UVa will get Mizzell and Zaccheaus involved early and often this year
As UVa heads into its first season under new coach Bronco Mendenhall, the program is obviously undergoing an overhaul in all aspects.
One of the biggest changes, of course, will be on offense as the Cavaliers move a more up-tempo spread system under offensive coordinator Robert Anae. At BYU, his offenses scored often and were usually among the best offenses nationally in terms of points per game.
Perhaps no one will benefit more from the new scheme than UVa’s versatile home run hitters on offense: senior running back Taquan Mizzell and sophomore playmaker Olamide Zaccheaus.
Virginia benefited from the speed and athleticism of both Mizzell and Zacchaeus last season, but the offense as a whole wasn't consistent enough at finding ways to get them in the open field. UVa fans saw flashes from both, however, as they ended up the with productive seasons even if it often felt like they were just scratching the surface.
After wrapping up UVa’s final practice of the spring, Mendenhall commented that the Wahoos would try to get the ball to Mizzell and Zacchaeus as much as possible (and in a variety of ways) to take advantage of their skillsets. That idea excites both players as they will look to use the new system to their advantage.
“This offense has been great so far, and we’ve only put in about 25 percent of it,” Mizzell said after wrapping up spring ball. “Some of the plays, most of the plays we have, we operate to our players' strengths and put our players in positions to make plays. So that’s something I’m very comfortable with.”
Mizzell finished with 75 receptions last season, second most in a single season in program history and second most in a season by a running back in ACC history. Mendenhall said Mizzell will still be the featured back but they will look to use him in the slot as well.
For the rising senior, the idea of playing in different spots on the field isn’t an issue as long as the team can be successful.
“We have a lot of great players out here but I’m always ready for whatever they give me,” he said of his role on the team. “As a senior and playing for three years now, I’m always prepared for everything. I just want to go out with a bang and have the best year I’ve had so far.”

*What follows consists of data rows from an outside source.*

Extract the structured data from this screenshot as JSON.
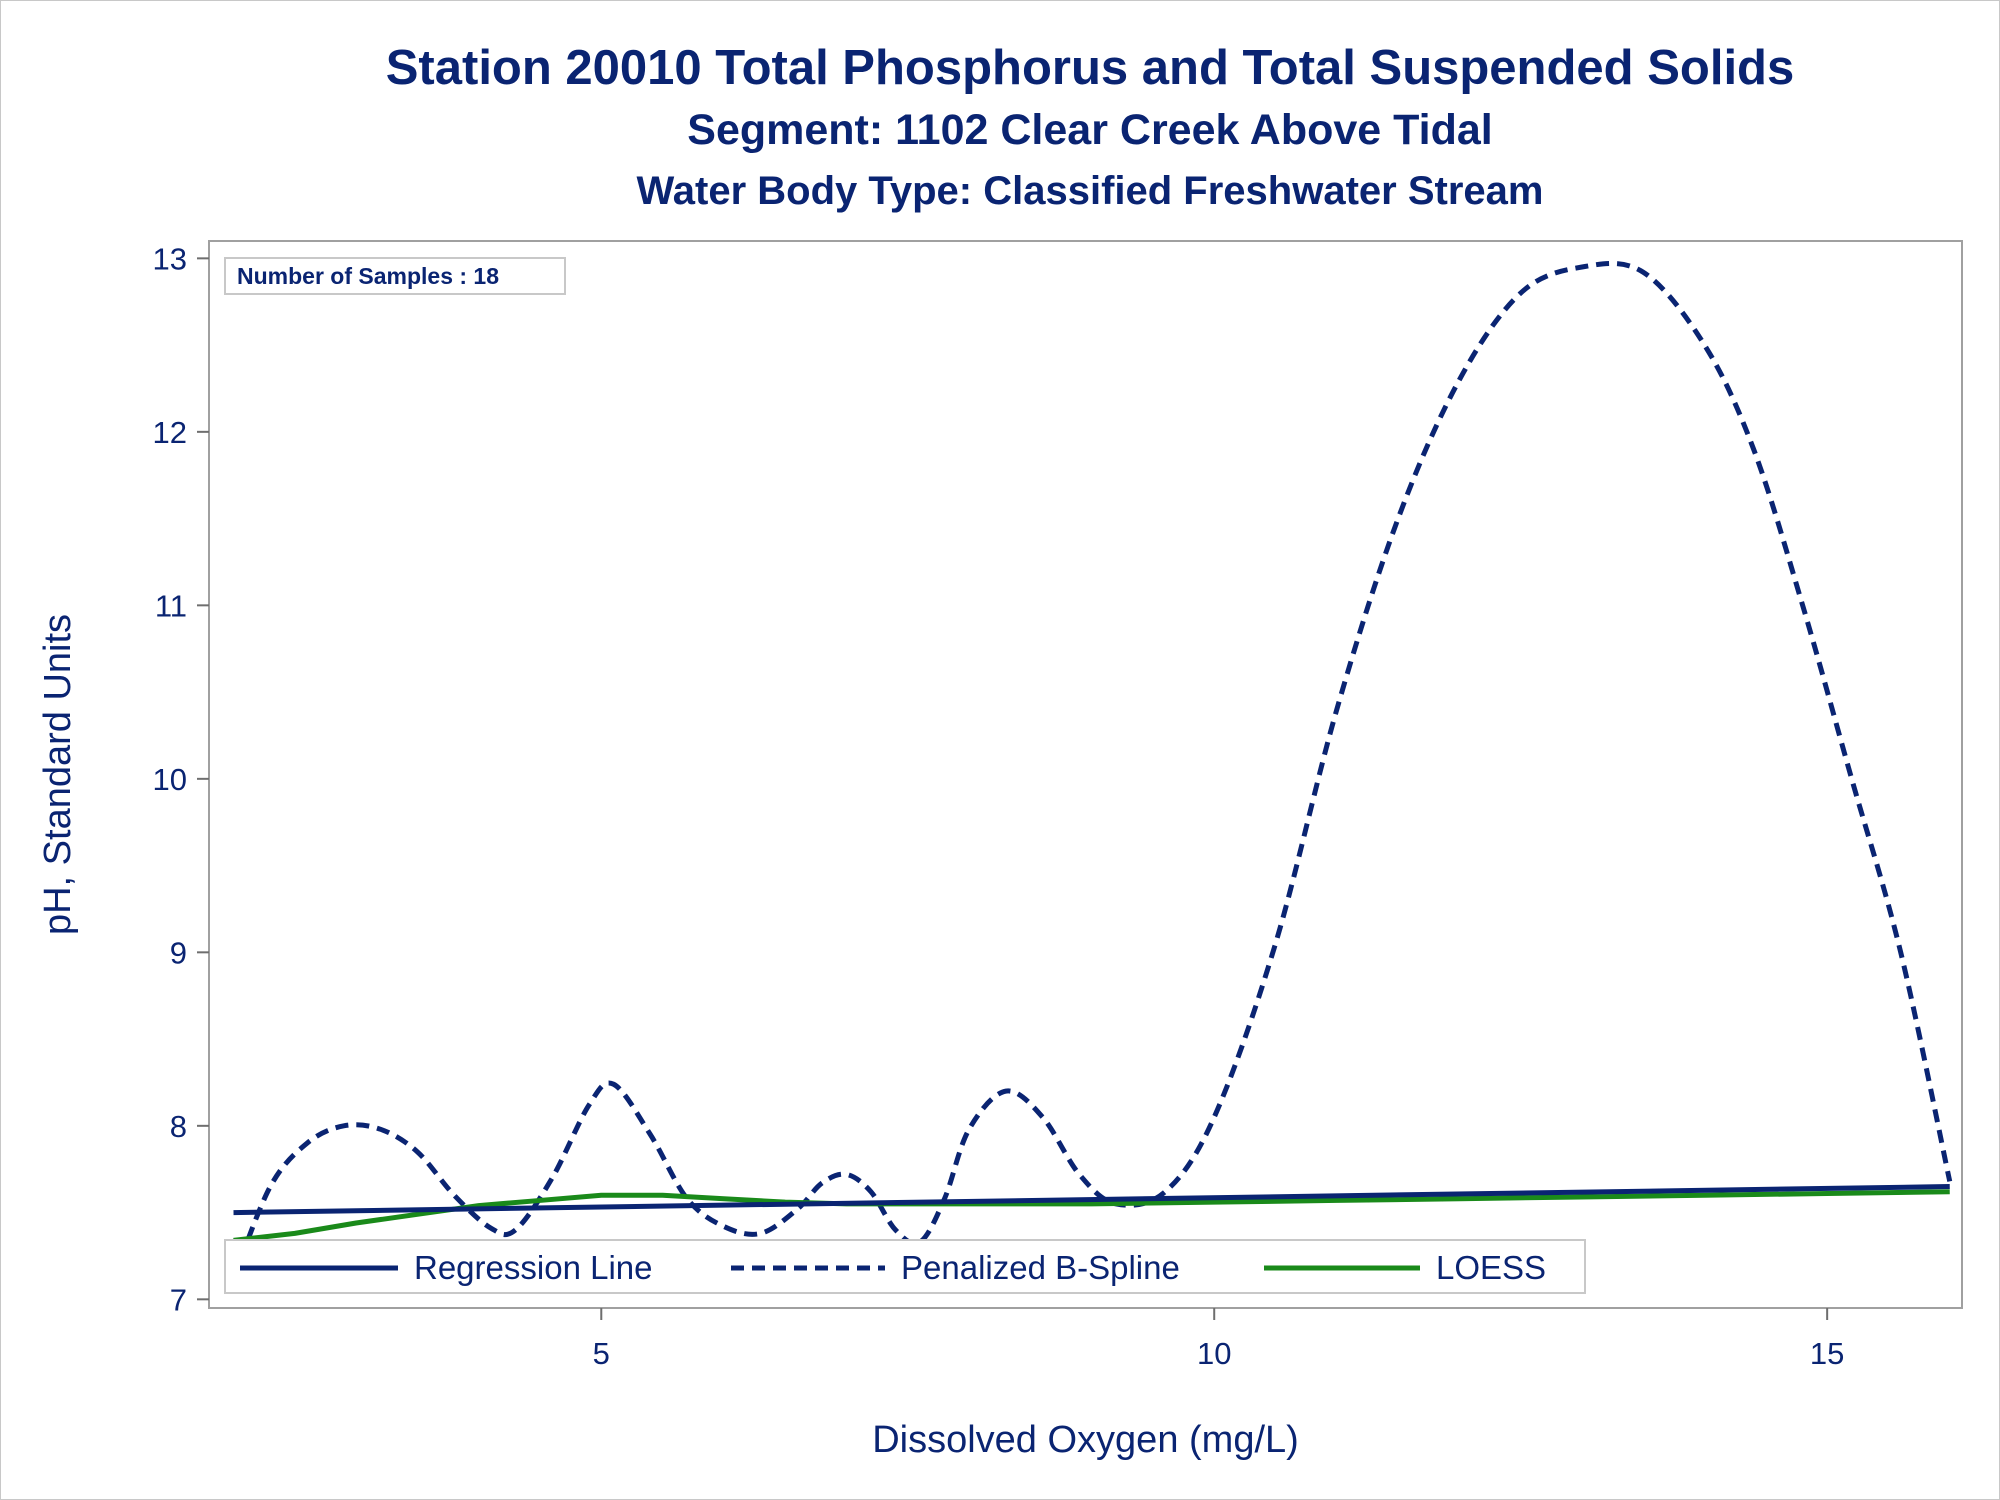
{
  "titles": {
    "line1": "Station 20010  Total Phosphorus and Total Suspended Solids",
    "line2": "Segment: 1102  Clear Creek Above Tidal",
    "line3": "Water Body Type: Classified Freshwater Stream"
  },
  "inset_label": "Number of Samples : 18",
  "colors": {
    "text": "#0a2472",
    "regression": "#0a2472",
    "spline": "#0a2472",
    "loess": "#1a8a1a",
    "frame": "#a0a0a0"
  },
  "chart_data": {
    "type": "line",
    "xlabel": "Dissolved Oxygen (mg/L)",
    "ylabel": "pH, Standard Units",
    "xlim": [
      1.8,
      16.1
    ],
    "ylim": [
      6.95,
      13.1
    ],
    "xticks": [
      5,
      10,
      15
    ],
    "yticks": [
      7,
      8,
      9,
      10,
      11,
      12,
      13
    ],
    "legend_position": "bottom-left, inside plot",
    "series": [
      {
        "name": "Regression Line",
        "style": "solid",
        "x": [
          2.0,
          16.0
        ],
        "y": [
          7.5,
          7.65
        ]
      },
      {
        "name": "Penalized B-Spline",
        "style": "dashed",
        "x": [
          2.0,
          2.3,
          2.6,
          2.9,
          3.2,
          3.5,
          3.8,
          4.1,
          4.3,
          4.6,
          4.9,
          5.1,
          5.4,
          5.7,
          6.0,
          6.3,
          6.6,
          6.8,
          7.0,
          7.2,
          7.4,
          7.6,
          7.8,
          8.0,
          8.3,
          8.6,
          8.9,
          9.2,
          9.6,
          10.0,
          10.5,
          11.0,
          11.5,
          12.0,
          12.5,
          13.0,
          13.5,
          14.0,
          14.4,
          14.8,
          15.2,
          15.6,
          16.0
        ],
        "y": [
          7.12,
          7.65,
          7.9,
          8.0,
          7.98,
          7.85,
          7.6,
          7.41,
          7.4,
          7.7,
          8.12,
          8.24,
          7.95,
          7.58,
          7.42,
          7.38,
          7.52,
          7.67,
          7.72,
          7.62,
          7.4,
          7.33,
          7.58,
          7.98,
          8.2,
          8.05,
          7.72,
          7.55,
          7.62,
          8.05,
          9.05,
          10.4,
          11.5,
          12.3,
          12.8,
          12.95,
          12.92,
          12.5,
          11.9,
          11.0,
          10.0,
          9.0,
          7.68
        ]
      },
      {
        "name": "LOESS",
        "style": "solid",
        "x": [
          2.0,
          2.5,
          3.0,
          3.5,
          4.0,
          4.5,
          5.0,
          5.5,
          6.0,
          6.5,
          7.0,
          8.0,
          9.0,
          10.0,
          11.0,
          12.0,
          13.0,
          14.0,
          15.0,
          16.0
        ],
        "y": [
          7.34,
          7.38,
          7.44,
          7.49,
          7.54,
          7.57,
          7.6,
          7.6,
          7.58,
          7.56,
          7.55,
          7.55,
          7.55,
          7.56,
          7.57,
          7.58,
          7.59,
          7.6,
          7.61,
          7.62
        ]
      }
    ]
  }
}
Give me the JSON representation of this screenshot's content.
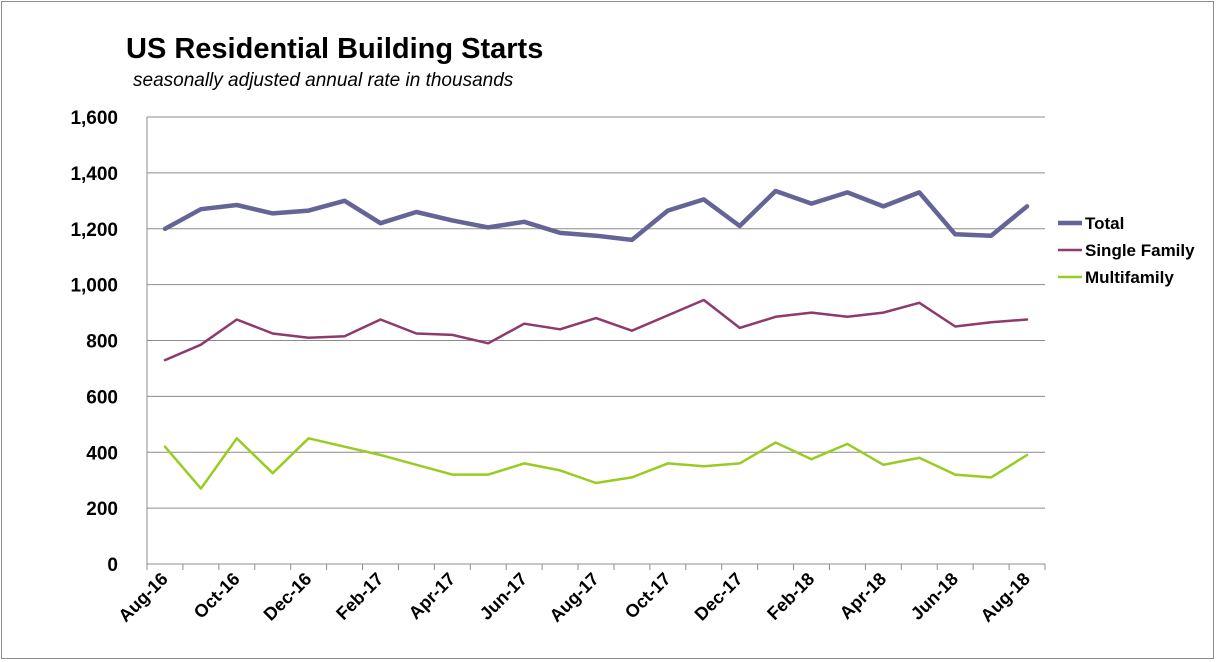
{
  "chart_data": {
    "type": "line",
    "title": "US Residential Building Starts",
    "subtitle": "seasonally adjusted annual rate in thousands",
    "xlabel": "",
    "ylabel": "",
    "ylim": [
      0,
      1600
    ],
    "yticks": [
      "1,600",
      "1,400",
      "1,200",
      "1,000",
      "800",
      "600",
      "400",
      "200",
      "0"
    ],
    "ytick_values": [
      1600,
      1400,
      1200,
      1000,
      800,
      600,
      400,
      200,
      0
    ],
    "x": [
      "Aug-16",
      "Sep-16",
      "Oct-16",
      "Nov-16",
      "Dec-16",
      "Jan-17",
      "Feb-17",
      "Mar-17",
      "Apr-17",
      "May-17",
      "Jun-17",
      "Jul-17",
      "Aug-17",
      "Sep-17",
      "Oct-17",
      "Nov-17",
      "Dec-17",
      "Jan-18",
      "Feb-18",
      "Mar-18",
      "Apr-18",
      "May-18",
      "Jun-18",
      "Jul-18",
      "Aug-18"
    ],
    "xticks_shown": [
      "Aug-16",
      "Oct-16",
      "Dec-16",
      "Feb-17",
      "Apr-17",
      "Jun-17",
      "Aug-17",
      "Oct-17",
      "Dec-17",
      "Feb-18",
      "Apr-18",
      "Jun-18",
      "Aug-18"
    ],
    "grid": true,
    "legend_position": "right",
    "series": [
      {
        "name": "Total",
        "color": "#646496",
        "values": [
          1200,
          1270,
          1285,
          1255,
          1265,
          1300,
          1220,
          1260,
          1230,
          1205,
          1225,
          1185,
          1175,
          1160,
          1265,
          1305,
          1210,
          1335,
          1290,
          1330,
          1280,
          1330,
          1180,
          1175,
          1280
        ]
      },
      {
        "name": "Single Family",
        "color": "#8e3a6a",
        "values": [
          730,
          785,
          875,
          825,
          810,
          815,
          875,
          825,
          820,
          790,
          860,
          840,
          880,
          835,
          890,
          945,
          845,
          885,
          900,
          885,
          900,
          935,
          850,
          865,
          875
        ]
      },
      {
        "name": "Multifamily",
        "color": "#99cc22",
        "values": [
          420,
          270,
          450,
          325,
          450,
          420,
          390,
          355,
          320,
          320,
          360,
          335,
          290,
          310,
          360,
          350,
          360,
          435,
          375,
          430,
          355,
          380,
          320,
          310,
          390
        ]
      }
    ]
  }
}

Zacchaeus, who committed to UVa as a running back, played primarily as a wide receiver last season. He will likely be used in similar fashion this season and line up all over the field. For the rising sophomore, the new offense looks similar to what he ran when he starred at St. Joseph's Prep in Philadelphia.
“It’s felt a lot like high school because I ran a no-huddle spread offense in high school," he said. "It's just a great opportunity for all of us to make plays, and make people miss. Just getting the ball in the playmakers hands, and what it comes down to is making a play.”
Even before installing new schemes, UVa’s players had to adjust to a new philosophy for practicing under their new coaching staff. And even for some of the team’s best athletes, preparing to practice this spring was a challenge.
“Getting in the best shape you can,“ Zacchaeus said of what the Cavaliers were asked to do heading into the spring. As they did, even though the tempo runs and other conditioning was difficult, it will make them stronger in the long run. “Doing hard things together is what builds a team, so it's a great opportunity for us.”
Zacchaeus said that even though spring practices are done, fall camp is right around the corner and the staff and players will be expecting to pick up where they left off.
“The next month we don’t really have anything, it’s on each person individually until we get back in June," he explained. "So it’s about us holding ourselves accountable until we come back in June and then doing hard things together."
Even beyond conditioning, the Cavaliers had to adjust to the way the team practices. There is much less downtime and more accountability asked of players than in the past, so there’s going to be a learning curve.
“Fast, fast and fast,” Mizzell said when asked to describe practices. “I wouldn’t say it was tough. If you do the right thing, you’ll be alright. I’d say the hardest thing is adjusting to the fast tempo. Once you get in shape and all of that, you’re fine. It’s always fun out here too, though. Every time I leave the field I’m always tired but I can’t wait until the next practice.”
How effective UVa is at using its best offensive weapons will go a long ways towards determining what kind of season the Hoos will have when its all said and done.
But it’s clear that both Mizzell and Zacchaeus, as well as the other offensive skill position players, have bought into the new system. Clearly, they are excited to work to get better this fall and take the field with a new and exciting identity.
“He did a great job of just coming in and getting the ones out of the way that didn’t want to be here,” Mizzell said of Mendenhall. “Everyone has bought into the program. So when we’re out here, you see us practicing very fast but we’re having fun at the same time.”